Jordan can expect a significant improvement in the coronavirus situation over the next month if vaccinations due to start on Wednesday are rolled out and the government does not rush to relax curfew measures, a public health sector veteran told The National.
Adel Belbeisi said that despite a surge of infections since October, a positive scenario could unfold once the government realises a short-term target of vaccinating one-fifth of its roughly 10 million people.
“If Jordan succeeds in vaccinating 20 per cent of the population we are in a good position,” said Mr Belbeisi, senior adviser at Global Health Development.
The international group is working with the Jordanian government to improve response to contagious diseases.
Mr Belbeisi, a physician and a former Jordanian health official, said vaccinations would help shield older more vulnerable segments of the population. Meanwhile, Jordan's very young population are thought to be less in need of a vaccine as studies show minors less at risk of catching or dying of the disease.
Mr Belbeisi said that up to 15 per cent of Jordan’s population of 10 million may have contracted the coronavirus already.
But with over half the population under 24 years old and most of them under 16, a relatively small proportion remain vulnerable to the pandemic, he added.
“If you look at the pandemic curve of the affected population, the infections are more in the 50 years and above range,” he said.
Jordan’s deaths from the coronavirus rose sharply in October after the government relaxed containment measures, forcing it to reimpose a curfew in November.
Officials say 200,000 people have registered on a government portal to take the vaccine, which was activated three weeks ago, well short of the 2 million-person vaccination target.
The latest health ministry data shows that more than 4,000 people have died from the coronavirus in Jordan, with among 308,000 recorded infections.
But officials say the rate of increase in coronavirus infections in Jordan has declined in the last few weeks.
Under the curfew, people have been ordered to stay home all day on Fridays and no one is allowed on the streets from midnight to 6 am during the rest of the week.

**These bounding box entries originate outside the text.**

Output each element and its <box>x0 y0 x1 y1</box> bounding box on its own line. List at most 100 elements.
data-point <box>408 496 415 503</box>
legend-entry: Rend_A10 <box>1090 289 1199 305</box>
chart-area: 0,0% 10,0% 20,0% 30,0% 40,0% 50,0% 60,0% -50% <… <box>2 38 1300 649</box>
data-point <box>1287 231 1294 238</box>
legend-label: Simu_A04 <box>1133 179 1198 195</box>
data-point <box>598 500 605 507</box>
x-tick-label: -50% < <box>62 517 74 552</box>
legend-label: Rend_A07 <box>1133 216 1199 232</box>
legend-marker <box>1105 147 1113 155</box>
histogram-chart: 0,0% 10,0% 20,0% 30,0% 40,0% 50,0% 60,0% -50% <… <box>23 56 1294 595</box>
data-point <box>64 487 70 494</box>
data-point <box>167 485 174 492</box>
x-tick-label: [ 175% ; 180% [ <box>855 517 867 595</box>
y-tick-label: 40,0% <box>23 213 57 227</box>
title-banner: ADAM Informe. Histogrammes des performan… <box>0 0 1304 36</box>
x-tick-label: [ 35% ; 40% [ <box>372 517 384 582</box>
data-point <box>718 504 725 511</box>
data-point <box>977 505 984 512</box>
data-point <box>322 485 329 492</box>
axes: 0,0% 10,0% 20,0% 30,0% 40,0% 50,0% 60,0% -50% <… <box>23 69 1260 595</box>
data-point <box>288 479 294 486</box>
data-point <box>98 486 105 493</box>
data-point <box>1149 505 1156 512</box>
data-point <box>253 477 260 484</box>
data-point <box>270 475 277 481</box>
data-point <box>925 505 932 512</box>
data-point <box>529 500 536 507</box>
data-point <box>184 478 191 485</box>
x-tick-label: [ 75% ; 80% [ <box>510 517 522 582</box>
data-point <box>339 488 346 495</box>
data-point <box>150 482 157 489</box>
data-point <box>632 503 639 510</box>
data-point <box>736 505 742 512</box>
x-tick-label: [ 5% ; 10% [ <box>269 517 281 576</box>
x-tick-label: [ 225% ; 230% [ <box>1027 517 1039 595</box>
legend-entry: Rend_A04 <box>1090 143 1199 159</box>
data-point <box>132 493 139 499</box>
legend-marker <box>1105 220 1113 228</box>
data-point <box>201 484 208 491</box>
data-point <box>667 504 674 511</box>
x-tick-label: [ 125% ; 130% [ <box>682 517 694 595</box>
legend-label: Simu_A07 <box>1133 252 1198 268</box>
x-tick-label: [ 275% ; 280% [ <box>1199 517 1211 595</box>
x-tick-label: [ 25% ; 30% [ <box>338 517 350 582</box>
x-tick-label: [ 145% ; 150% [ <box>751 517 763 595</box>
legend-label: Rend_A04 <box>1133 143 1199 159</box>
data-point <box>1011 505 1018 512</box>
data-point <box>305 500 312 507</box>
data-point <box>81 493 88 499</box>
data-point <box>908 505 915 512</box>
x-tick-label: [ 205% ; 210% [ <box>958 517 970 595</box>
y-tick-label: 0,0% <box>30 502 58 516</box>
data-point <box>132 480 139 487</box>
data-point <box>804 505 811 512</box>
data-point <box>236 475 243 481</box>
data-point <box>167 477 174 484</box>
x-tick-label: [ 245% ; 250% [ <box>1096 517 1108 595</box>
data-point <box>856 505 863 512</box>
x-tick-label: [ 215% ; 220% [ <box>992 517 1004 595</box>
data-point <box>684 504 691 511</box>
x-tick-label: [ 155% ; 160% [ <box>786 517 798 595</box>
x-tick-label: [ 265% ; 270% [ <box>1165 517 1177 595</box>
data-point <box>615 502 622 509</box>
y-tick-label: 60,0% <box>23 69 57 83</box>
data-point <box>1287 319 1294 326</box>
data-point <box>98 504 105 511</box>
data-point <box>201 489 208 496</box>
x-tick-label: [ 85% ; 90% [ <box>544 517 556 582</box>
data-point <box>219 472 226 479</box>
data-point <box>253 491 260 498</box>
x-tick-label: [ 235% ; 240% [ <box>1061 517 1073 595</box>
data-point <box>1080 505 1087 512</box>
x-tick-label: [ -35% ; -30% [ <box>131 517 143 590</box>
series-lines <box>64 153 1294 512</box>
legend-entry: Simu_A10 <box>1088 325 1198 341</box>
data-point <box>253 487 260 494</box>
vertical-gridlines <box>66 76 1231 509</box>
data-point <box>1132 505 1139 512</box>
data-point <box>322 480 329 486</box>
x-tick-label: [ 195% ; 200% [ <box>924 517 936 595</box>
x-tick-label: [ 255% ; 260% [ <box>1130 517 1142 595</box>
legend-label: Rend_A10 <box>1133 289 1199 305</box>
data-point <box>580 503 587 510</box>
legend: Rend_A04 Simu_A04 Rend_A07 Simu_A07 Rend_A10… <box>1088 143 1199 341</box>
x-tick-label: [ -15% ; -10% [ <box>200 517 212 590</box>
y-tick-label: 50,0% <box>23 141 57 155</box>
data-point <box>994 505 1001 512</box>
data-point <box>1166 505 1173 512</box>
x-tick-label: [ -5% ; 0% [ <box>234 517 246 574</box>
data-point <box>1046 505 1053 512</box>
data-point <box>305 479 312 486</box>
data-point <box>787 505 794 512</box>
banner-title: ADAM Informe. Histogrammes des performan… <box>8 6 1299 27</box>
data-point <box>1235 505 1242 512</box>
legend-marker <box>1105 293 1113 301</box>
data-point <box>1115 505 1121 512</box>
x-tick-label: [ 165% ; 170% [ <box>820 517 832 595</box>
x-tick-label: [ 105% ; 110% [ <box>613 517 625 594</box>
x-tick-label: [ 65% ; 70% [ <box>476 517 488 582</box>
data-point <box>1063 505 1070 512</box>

Schools are closed but the government has allowed restaurants and most businesses to remain open.
Dr Belbeisi said “very strict control measures” at the beginning of last year “avoided having a big number of cases”, but it was normal for infections to rise after these measures were relaxed in the summer.
“Jordan has been no different to the rest of the world,” he said.
Mr Belbeisi said Jordan has been preparing the logistics for over the month to distribute the vaccines, with help from Global Health Development as well as the United States Agency for International Development and other organisations.
“Once the epidemical situation is better and the vaccinations are going on, I think the control measures can be lessened,” he said.